‘Colossal mistake’ to pull out of Iran deal, could harm talks with N. Korea – former ambassador
Speaking to RT America’s Ed Schultz, Richardson said he believes the upcoming June 12 talks, which are at risk of breaking down over Pyongyang’s complaints about continuing joint US and South Korean military drills, “should be salvaged and in the end will be salvaged,” but said that the decision to abandon the Iran deal could hamper negotiations.
“The North Koreans are going to say, how can you make a deal with the US if they break agreements?” Richardson said.
Despite the current impasse, however, Richardson said the upcoming summit was not the only chance to get the issues resolved.

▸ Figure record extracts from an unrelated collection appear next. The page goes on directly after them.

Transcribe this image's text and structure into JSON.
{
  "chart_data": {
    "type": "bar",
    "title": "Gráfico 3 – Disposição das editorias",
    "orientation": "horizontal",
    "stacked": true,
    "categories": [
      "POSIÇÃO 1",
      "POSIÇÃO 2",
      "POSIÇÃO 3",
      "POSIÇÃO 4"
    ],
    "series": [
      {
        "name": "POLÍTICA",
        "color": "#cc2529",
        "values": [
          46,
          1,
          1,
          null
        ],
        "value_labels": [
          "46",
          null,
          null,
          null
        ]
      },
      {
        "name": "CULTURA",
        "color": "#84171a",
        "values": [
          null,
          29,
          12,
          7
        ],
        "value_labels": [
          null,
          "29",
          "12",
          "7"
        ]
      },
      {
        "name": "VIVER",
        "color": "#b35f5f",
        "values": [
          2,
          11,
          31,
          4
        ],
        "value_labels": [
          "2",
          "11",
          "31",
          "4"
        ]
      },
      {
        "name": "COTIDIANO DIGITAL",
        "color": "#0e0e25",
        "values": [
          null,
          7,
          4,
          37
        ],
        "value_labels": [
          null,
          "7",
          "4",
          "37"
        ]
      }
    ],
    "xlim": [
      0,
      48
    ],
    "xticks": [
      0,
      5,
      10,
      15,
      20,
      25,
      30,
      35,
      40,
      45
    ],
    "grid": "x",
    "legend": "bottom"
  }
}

“I don’t see the summit as being a one-shot only deal,” he said. “I think the president and the administration should establish timelines and verification systems lasting two, three years. It's not going to be resolved in one photoshop meeting.”
The biggest danger point will be the differing definitions about what denuclearization actually means to all parties and the preferred methods of getting that accomplished, Richardson explained.

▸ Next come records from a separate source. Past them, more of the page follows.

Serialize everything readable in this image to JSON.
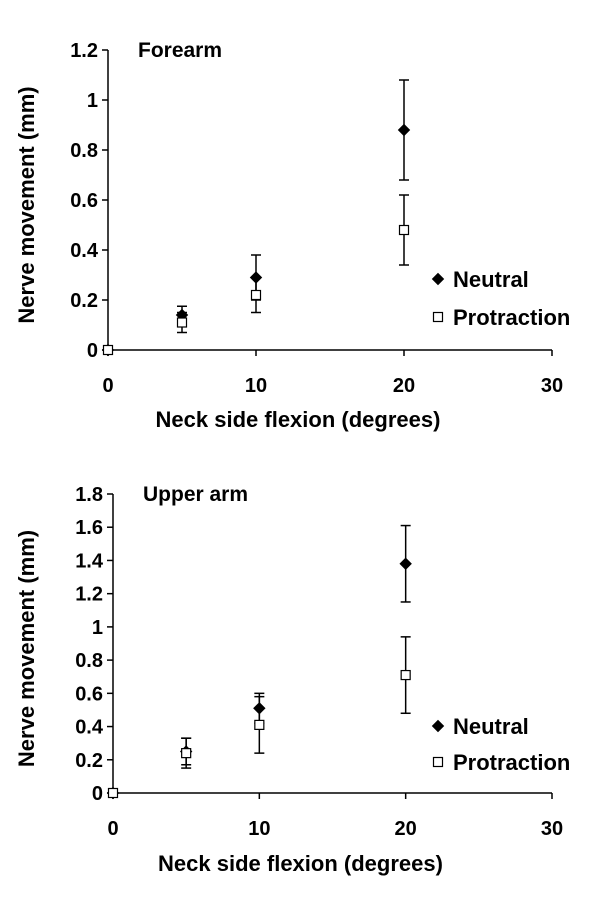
{
  "chart_data": [
    {
      "type": "scatter",
      "title": "Forearm",
      "xlabel": "Neck side flexion (degrees)",
      "ylabel": "Nerve movement (mm)",
      "xlim": [
        0,
        30
      ],
      "ylim": [
        0,
        1.2
      ],
      "xticks": [
        "0",
        "10",
        "20",
        "30"
      ],
      "yticks": [
        "0",
        "0.2",
        "0.4",
        "0.6",
        "0.8",
        "1",
        "1.2"
      ],
      "grid": false,
      "legend_position": "right",
      "series": [
        {
          "name": "Neutral",
          "marker": "filled-diamond",
          "color": "#000000",
          "points": [
            {
              "x": 0,
              "y": 0,
              "err": 0
            },
            {
              "x": 5,
              "y": 0.14,
              "err": 0.035
            },
            {
              "x": 10,
              "y": 0.29,
              "err": 0.09
            },
            {
              "x": 20,
              "y": 0.88,
              "err": 0.2
            }
          ]
        },
        {
          "name": "Protraction",
          "marker": "open-square",
          "color": "#000000",
          "points": [
            {
              "x": 0,
              "y": 0,
              "err": 0
            },
            {
              "x": 5,
              "y": 0.11,
              "err": 0.04
            },
            {
              "x": 10,
              "y": 0.22,
              "err": 0.07
            },
            {
              "x": 20,
              "y": 0.48,
              "err": 0.14
            }
          ]
        }
      ]
    },
    {
      "type": "scatter",
      "title": "Upper arm",
      "xlabel": "Neck side flexion (degrees)",
      "ylabel": "Nerve movement (mm)",
      "xlim": [
        0,
        30
      ],
      "ylim": [
        0,
        1.8
      ],
      "xticks": [
        "0",
        "10",
        "20",
        "30"
      ],
      "yticks": [
        "0",
        "0.2",
        "0.4",
        "0.6",
        "0.8",
        "1",
        "1.2",
        "1.4",
        "1.6",
        "1.8"
      ],
      "grid": false,
      "legend_position": "right",
      "series": [
        {
          "name": "Neutral",
          "marker": "filled-diamond",
          "color": "#000000",
          "points": [
            {
              "x": 0,
              "y": 0,
              "err": 0
            },
            {
              "x": 5,
              "y": 0.25,
              "err": 0.08
            },
            {
              "x": 10,
              "y": 0.51,
              "err": 0.09
            },
            {
              "x": 20,
              "y": 1.38,
              "err": 0.23
            }
          ]
        },
        {
          "name": "Protraction",
          "marker": "open-square",
          "color": "#000000",
          "points": [
            {
              "x": 0,
              "y": 0,
              "err": 0
            },
            {
              "x": 5,
              "y": 0.24,
              "err": 0.09
            },
            {
              "x": 10,
              "y": 0.41,
              "err": 0.17
            },
            {
              "x": 20,
              "y": 0.71,
              "err": 0.23
            }
          ]
        }
      ]
    }
  ]
}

“The big difference between the US and South Korea is we want full denuclearization of North Korea, then we take off sanctions and give concessions. South Korea wants to do it step by step; North Korea does a little and then we do a little, concurrent steps,” he said.

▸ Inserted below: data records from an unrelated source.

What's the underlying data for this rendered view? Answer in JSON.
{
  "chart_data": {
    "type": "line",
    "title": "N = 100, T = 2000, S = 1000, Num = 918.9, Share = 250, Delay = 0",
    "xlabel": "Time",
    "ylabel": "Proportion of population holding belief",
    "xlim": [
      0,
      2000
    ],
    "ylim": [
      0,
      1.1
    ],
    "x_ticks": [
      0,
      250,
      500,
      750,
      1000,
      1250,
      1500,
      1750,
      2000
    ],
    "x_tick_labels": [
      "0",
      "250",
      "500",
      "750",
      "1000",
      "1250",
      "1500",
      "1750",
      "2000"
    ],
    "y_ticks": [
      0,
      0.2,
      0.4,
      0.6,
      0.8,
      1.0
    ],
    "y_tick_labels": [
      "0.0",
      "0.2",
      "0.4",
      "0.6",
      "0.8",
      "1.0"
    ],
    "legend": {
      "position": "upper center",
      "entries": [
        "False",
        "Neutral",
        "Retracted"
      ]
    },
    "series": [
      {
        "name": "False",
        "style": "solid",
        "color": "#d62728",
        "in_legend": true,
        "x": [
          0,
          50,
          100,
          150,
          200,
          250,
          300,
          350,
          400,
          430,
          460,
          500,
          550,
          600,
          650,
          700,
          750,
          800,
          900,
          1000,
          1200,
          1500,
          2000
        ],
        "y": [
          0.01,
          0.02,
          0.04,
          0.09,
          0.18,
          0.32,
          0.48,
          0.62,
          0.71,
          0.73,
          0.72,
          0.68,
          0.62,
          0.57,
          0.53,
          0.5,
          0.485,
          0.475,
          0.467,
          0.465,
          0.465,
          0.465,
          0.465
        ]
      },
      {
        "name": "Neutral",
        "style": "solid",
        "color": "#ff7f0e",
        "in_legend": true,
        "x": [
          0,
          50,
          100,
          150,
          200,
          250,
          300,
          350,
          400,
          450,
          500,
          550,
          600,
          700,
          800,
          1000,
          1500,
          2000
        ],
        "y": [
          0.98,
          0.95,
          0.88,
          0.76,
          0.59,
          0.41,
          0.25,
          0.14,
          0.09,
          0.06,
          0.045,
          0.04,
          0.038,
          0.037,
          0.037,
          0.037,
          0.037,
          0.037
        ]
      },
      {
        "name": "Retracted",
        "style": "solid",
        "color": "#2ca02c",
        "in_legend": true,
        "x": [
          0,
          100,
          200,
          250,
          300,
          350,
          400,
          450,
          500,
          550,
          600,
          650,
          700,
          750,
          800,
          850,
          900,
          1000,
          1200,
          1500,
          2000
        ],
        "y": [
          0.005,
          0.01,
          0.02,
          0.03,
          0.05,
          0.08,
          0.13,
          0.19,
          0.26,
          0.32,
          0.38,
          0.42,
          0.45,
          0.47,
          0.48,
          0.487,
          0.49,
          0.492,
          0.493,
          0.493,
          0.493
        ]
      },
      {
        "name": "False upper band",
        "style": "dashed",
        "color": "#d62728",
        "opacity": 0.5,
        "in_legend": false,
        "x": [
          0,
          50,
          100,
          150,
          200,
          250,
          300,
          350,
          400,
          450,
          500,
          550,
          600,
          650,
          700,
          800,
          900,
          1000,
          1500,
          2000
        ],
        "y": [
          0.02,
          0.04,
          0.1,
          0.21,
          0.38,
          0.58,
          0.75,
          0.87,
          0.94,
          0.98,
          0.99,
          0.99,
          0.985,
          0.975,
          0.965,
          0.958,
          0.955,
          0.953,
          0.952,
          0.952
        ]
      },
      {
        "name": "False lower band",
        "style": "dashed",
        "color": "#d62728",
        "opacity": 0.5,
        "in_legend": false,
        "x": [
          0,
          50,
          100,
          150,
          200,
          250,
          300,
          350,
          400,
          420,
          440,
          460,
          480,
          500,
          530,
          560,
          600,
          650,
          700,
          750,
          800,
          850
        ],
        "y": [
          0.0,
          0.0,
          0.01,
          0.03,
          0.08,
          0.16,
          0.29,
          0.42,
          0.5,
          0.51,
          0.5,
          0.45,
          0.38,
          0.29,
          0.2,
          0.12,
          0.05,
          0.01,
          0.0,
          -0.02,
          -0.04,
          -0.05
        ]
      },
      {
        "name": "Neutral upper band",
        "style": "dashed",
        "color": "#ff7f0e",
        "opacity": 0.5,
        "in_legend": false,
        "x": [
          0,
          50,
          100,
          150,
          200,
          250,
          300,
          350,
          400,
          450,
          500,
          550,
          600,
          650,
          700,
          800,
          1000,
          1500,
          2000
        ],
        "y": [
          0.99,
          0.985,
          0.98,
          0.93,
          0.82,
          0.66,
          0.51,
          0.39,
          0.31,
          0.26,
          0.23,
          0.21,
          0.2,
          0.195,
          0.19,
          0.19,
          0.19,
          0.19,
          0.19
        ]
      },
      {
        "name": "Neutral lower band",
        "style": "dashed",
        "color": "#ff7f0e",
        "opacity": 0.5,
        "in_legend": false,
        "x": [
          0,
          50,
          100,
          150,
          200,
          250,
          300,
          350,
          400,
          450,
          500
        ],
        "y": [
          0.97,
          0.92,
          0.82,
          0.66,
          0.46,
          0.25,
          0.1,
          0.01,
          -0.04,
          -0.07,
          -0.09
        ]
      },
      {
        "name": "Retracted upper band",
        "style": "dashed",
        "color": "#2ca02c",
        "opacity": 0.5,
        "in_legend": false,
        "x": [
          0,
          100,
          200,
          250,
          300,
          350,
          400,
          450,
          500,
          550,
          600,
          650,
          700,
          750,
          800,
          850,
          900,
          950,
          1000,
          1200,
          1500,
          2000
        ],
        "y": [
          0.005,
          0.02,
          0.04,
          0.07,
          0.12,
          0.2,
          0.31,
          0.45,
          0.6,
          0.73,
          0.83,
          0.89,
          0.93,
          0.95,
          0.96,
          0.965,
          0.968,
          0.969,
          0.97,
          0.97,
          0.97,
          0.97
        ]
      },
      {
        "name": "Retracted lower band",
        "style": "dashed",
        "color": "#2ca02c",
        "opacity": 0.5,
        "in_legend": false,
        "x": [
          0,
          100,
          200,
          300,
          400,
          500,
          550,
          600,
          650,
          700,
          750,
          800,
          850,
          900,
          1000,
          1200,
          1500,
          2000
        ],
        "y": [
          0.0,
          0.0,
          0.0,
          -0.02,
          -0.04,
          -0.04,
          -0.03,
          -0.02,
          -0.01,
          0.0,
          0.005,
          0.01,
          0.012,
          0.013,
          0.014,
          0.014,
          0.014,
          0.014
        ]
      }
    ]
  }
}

One of the problems for the Trump administration to resolve, he said, is its messaging on North Korea. While Trump has recently been “restrained” in his comments, Richardson said the administration is speaking with “too many voices” on the issue. In particular, he pointed to comments by National Security Adviser John Bolton comparing North Korea to Libya.
“You’ve got National Security Adviser Bolton bringing up the Gaddafi issue with North Korea. They get very nervous because Gaddafi gave up his weapons and then was killed. That’s not a good thing to talk about before the summit,” he said.
As for US-South Korea military drills, Richardson said that reducing the number of US troops and toning down the nature of the exercises might be a good way to compromise.
"The North Koreans have always felt that those exercises are directly channelled to them, you know maybe there's some differentiation in what kind of exercises, the frequency — I think that is a potential compromise,” he said.